A GAROTA DO VESTIDO AZUL
Quando eu era criança, uma das minhas brincadeiras preferidas era brincar de cientista. No fundo do quintal da minha casa eu montei o meu laboratório cientifico. Era uma espécie de cabana feita de madeira e coberta de latão. Os tubos de ensaio eram pequenos frascos de remédio, nos quais havia mercúrio cromo, álcool, iodo, mertiolato, fermento, sal de cozinha, bicarbonato de sódio, vinagre, aliás, tudo que eu encontrava em casa e achava que era químico eu levava um pouco para o meu pequeno laboratório. Essas traquinagens eram feitas às escondidas.
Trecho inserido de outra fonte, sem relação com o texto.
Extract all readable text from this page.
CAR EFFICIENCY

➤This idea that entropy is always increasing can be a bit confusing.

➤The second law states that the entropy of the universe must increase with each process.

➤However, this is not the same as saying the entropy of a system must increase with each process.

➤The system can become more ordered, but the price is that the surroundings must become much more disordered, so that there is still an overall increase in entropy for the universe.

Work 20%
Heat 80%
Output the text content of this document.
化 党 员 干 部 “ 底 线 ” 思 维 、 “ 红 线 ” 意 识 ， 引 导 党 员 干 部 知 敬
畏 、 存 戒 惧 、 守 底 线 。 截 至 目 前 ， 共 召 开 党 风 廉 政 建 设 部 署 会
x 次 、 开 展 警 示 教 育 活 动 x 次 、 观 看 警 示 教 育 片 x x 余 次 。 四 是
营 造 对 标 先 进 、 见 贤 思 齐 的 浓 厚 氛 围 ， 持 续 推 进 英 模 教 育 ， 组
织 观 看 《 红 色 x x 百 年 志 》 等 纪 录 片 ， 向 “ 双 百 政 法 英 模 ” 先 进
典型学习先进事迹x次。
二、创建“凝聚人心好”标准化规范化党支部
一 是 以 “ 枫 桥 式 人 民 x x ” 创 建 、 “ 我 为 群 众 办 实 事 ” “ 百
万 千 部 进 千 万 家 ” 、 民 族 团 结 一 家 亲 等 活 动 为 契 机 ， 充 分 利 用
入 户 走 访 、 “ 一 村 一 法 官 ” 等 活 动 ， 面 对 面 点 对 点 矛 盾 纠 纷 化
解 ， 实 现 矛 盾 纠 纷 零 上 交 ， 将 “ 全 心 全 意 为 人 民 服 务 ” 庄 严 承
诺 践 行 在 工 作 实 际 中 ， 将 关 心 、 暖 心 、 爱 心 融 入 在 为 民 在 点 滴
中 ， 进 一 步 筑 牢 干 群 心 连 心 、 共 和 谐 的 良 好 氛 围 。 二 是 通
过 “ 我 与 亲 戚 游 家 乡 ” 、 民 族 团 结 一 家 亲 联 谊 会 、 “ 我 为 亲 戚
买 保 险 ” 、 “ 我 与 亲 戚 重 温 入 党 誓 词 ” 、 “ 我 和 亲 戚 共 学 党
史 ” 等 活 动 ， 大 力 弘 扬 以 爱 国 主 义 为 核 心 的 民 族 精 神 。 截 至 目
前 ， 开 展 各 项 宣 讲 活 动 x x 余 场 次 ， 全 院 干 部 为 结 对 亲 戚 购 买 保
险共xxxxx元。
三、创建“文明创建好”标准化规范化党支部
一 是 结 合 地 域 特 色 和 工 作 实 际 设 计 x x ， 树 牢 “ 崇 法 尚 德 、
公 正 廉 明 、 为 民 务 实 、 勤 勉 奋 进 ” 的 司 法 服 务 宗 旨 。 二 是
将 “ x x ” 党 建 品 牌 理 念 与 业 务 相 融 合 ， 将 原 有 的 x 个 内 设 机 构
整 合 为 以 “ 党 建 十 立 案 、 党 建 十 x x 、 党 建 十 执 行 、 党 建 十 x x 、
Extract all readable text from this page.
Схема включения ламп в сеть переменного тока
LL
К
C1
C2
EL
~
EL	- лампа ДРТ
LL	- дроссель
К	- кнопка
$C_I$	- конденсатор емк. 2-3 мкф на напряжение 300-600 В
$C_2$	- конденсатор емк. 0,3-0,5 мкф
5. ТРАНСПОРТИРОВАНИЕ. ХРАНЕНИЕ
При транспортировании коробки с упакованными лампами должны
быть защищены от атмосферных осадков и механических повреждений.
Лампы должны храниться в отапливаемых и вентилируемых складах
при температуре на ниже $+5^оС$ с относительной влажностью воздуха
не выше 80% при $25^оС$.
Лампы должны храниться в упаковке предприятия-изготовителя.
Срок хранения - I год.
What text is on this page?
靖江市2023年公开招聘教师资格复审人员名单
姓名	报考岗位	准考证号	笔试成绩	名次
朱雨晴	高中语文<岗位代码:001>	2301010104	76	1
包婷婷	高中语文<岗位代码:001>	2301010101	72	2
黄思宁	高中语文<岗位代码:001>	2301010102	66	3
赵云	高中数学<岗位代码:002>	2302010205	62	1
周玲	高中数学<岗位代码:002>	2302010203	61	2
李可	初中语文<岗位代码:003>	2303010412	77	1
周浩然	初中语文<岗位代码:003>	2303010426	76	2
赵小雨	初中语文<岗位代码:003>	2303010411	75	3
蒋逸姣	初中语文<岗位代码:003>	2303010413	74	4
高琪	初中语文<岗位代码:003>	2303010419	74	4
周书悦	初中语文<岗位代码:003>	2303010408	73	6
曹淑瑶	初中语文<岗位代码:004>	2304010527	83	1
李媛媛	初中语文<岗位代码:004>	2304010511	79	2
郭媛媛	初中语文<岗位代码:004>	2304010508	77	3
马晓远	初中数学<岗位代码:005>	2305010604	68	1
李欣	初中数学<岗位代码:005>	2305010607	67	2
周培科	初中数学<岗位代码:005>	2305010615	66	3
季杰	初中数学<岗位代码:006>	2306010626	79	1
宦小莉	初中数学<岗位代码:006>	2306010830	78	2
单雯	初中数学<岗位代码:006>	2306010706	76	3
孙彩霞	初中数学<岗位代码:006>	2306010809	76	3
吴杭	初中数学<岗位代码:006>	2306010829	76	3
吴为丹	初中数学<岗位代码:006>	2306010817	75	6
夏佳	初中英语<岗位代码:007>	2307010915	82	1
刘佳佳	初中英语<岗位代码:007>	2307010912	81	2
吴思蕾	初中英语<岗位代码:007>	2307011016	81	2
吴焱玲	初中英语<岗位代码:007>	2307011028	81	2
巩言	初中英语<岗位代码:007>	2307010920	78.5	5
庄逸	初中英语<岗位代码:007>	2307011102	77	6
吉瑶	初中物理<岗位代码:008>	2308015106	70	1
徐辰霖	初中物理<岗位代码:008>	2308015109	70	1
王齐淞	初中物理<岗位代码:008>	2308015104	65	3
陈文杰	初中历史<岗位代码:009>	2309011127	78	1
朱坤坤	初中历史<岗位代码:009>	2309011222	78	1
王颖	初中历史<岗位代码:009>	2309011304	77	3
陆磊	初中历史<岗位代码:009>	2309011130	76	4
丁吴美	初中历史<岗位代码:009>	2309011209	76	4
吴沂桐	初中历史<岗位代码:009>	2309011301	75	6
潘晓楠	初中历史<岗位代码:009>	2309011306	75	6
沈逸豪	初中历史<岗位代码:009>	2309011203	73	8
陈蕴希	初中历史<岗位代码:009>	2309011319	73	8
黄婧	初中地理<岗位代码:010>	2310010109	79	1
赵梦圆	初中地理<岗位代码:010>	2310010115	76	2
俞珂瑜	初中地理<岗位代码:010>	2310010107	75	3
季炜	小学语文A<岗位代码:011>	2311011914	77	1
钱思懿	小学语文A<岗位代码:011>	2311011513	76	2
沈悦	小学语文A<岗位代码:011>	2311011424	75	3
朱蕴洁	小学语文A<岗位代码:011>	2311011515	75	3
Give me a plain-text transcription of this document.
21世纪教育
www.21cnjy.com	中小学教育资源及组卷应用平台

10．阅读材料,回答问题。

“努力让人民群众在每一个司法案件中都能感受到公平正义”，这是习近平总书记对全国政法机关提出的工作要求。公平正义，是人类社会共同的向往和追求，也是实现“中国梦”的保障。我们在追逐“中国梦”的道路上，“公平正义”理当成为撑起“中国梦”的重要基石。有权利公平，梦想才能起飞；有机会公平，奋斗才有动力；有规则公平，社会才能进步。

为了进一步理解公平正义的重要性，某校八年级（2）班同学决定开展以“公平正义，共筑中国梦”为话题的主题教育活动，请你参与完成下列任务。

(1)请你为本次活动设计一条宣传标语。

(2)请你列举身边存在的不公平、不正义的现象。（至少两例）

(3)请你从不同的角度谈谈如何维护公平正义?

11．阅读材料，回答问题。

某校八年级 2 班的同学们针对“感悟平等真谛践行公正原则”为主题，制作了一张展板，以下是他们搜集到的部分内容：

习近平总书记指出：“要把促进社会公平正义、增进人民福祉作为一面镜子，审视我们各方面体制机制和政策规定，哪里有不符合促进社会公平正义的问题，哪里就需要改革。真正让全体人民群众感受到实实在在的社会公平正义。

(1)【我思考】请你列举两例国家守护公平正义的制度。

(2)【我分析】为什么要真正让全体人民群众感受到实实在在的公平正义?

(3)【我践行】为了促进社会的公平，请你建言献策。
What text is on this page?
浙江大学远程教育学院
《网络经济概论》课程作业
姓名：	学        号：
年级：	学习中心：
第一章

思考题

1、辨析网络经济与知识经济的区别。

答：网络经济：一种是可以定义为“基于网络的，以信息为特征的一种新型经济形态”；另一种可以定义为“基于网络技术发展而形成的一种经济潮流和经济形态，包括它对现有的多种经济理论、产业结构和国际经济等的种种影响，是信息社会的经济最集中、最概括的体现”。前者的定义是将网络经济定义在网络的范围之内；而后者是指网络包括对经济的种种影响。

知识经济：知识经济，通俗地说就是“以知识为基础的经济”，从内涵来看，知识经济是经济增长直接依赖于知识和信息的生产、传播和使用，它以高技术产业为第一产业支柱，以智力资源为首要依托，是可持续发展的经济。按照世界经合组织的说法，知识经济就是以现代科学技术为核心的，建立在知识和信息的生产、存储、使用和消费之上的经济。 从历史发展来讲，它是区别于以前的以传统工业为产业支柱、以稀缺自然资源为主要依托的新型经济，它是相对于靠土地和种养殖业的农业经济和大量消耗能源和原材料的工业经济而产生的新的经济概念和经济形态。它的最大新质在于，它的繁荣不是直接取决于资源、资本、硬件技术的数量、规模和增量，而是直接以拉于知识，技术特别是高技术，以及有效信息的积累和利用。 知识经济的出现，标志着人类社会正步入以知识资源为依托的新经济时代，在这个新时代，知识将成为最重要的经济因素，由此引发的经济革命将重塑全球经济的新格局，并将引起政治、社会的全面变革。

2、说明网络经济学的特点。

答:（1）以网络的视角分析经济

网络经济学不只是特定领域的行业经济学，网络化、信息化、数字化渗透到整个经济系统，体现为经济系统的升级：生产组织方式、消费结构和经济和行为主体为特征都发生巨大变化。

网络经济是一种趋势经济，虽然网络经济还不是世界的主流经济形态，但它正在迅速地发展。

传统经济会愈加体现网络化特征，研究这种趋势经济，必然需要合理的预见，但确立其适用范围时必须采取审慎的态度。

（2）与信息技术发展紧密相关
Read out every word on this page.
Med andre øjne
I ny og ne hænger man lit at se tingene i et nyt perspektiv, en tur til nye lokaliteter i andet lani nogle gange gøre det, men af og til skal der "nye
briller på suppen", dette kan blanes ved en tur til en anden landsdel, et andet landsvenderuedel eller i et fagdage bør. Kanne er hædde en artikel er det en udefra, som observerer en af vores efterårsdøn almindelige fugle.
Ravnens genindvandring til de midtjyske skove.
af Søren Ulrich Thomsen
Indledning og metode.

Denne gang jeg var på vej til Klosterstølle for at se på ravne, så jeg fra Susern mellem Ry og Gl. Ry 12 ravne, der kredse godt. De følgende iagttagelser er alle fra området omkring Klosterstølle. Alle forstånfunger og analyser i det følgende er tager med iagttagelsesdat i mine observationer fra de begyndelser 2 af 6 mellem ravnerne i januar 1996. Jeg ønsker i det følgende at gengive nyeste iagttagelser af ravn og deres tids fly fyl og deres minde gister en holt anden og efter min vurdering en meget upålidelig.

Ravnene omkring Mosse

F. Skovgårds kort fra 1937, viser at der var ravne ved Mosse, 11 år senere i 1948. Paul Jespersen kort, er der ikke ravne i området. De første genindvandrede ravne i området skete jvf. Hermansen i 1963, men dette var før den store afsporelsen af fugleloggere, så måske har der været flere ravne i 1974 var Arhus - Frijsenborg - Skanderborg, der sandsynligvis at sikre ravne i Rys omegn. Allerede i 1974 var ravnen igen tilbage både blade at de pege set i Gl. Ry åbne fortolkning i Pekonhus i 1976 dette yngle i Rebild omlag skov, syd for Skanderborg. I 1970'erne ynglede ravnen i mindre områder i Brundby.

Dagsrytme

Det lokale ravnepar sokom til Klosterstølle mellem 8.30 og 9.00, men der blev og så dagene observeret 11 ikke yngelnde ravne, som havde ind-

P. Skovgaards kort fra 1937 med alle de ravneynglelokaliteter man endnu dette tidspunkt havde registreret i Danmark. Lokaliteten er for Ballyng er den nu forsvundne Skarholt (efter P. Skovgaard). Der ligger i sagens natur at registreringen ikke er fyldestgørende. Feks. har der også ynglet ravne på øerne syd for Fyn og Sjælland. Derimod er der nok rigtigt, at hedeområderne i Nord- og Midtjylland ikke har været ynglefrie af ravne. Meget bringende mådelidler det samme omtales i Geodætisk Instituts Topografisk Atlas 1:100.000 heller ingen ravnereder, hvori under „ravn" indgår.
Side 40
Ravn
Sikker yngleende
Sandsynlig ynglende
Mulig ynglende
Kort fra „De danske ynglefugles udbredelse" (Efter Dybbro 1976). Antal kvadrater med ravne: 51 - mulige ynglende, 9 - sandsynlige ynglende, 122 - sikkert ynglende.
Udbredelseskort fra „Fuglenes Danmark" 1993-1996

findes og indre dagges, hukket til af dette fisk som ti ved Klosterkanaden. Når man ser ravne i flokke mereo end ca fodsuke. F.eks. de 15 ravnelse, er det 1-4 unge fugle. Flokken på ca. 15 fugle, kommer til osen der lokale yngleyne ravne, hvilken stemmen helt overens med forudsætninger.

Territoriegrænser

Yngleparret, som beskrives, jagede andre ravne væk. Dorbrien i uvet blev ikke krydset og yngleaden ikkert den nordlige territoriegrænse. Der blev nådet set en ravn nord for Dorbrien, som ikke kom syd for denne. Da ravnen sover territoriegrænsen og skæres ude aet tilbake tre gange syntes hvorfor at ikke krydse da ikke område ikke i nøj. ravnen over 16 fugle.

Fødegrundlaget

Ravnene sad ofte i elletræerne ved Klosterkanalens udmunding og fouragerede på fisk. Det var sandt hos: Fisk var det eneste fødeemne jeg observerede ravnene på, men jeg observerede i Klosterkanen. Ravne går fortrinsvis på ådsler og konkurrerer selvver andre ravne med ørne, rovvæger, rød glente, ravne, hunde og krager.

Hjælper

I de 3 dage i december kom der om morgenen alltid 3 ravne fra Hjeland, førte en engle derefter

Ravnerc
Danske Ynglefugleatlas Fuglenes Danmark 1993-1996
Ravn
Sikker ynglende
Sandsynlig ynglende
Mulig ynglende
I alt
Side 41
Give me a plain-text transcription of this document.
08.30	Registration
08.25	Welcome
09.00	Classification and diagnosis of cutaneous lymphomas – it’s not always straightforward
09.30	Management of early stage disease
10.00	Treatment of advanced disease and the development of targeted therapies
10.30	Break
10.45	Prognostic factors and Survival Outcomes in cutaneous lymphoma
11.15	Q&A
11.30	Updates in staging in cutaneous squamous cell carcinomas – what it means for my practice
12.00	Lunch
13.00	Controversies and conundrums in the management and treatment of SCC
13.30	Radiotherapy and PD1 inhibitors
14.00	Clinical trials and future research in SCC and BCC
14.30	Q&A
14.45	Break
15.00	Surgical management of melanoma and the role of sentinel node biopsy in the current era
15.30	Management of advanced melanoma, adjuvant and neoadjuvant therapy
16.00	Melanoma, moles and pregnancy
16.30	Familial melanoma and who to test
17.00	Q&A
Quase todos os dias eu adentrava o bosque a procura de insetos e flores rasteiras. Após a coleta eu os levava para o laboratório e em nome da ciência eu cometia verdadeiras atrocidades. Pobres insetos...
Dentro do bosque havia um bangalô abandonado. Era bonito e assustador ao mesmo tempo.
Numa manha ensolarada, lembro que eu caçava borboletas quando ouvi um farfalhar de folhas secas. Assustada, pensando que fosse algum animal selvagem fiz menção de correr, mas uma linda menina apareceu do nada e se aproximou de mim:
- Nossa! Você me assustou e assustou a borboleta! – falei espantada.
- Por favor, me desculpe, não era a minha intenção - falou tímida e educadamente.
- Você está perdida?
- Oh, não! Eu moro naquela casa. – apontou para o bangalô.
- Pensei que lá não morasse ninguém. Você vai a algum baile? – me referi ao lindo vestido de festa azul que ela usava.
- Não, não vou a nenhum baile, só quero brincar um pouco com você.
Então a convidei a me ajudar a caçar borboletas. Ela ficou muito feliz. Chamava-se Sofia, ela era uma menina doce, meiga, gentil e muito inteligente. Falou-me que seus pais haviam viajado para a Europa e que ela havia ficado sob os cuidados de uma criada. Ela chorava quando falava dos pais e falou que não sabia quando eles viram buscá-la.
Um dia ela me convidou a entrar em sua casa para conhecer suas bonecas. Fiquei um pouco apreensiva, pois aquela casa me causava arrepios. Mas, para minha surpresa, o interior do bangalô era claro e arejado. Os móveis eram rústicos, porém elegantes, mas estavam muito empoeirados e desgastados pelo tempo. Num canto da sala, perto da lareira, havia uma cadeira de balanço que se movia sozinha. Não dei muita atenção, achei que fosse o vento. Aquele lugar era fascinante, senti-me num filme antigo. A Sofia pediu que eu a aguardasse na sala, em seguida trouxe a sua boneca preferida. Fiquei desapontada, era uma boneca estilo francesa muito velha e desbotada. Ela ninava como se fosse um bebê.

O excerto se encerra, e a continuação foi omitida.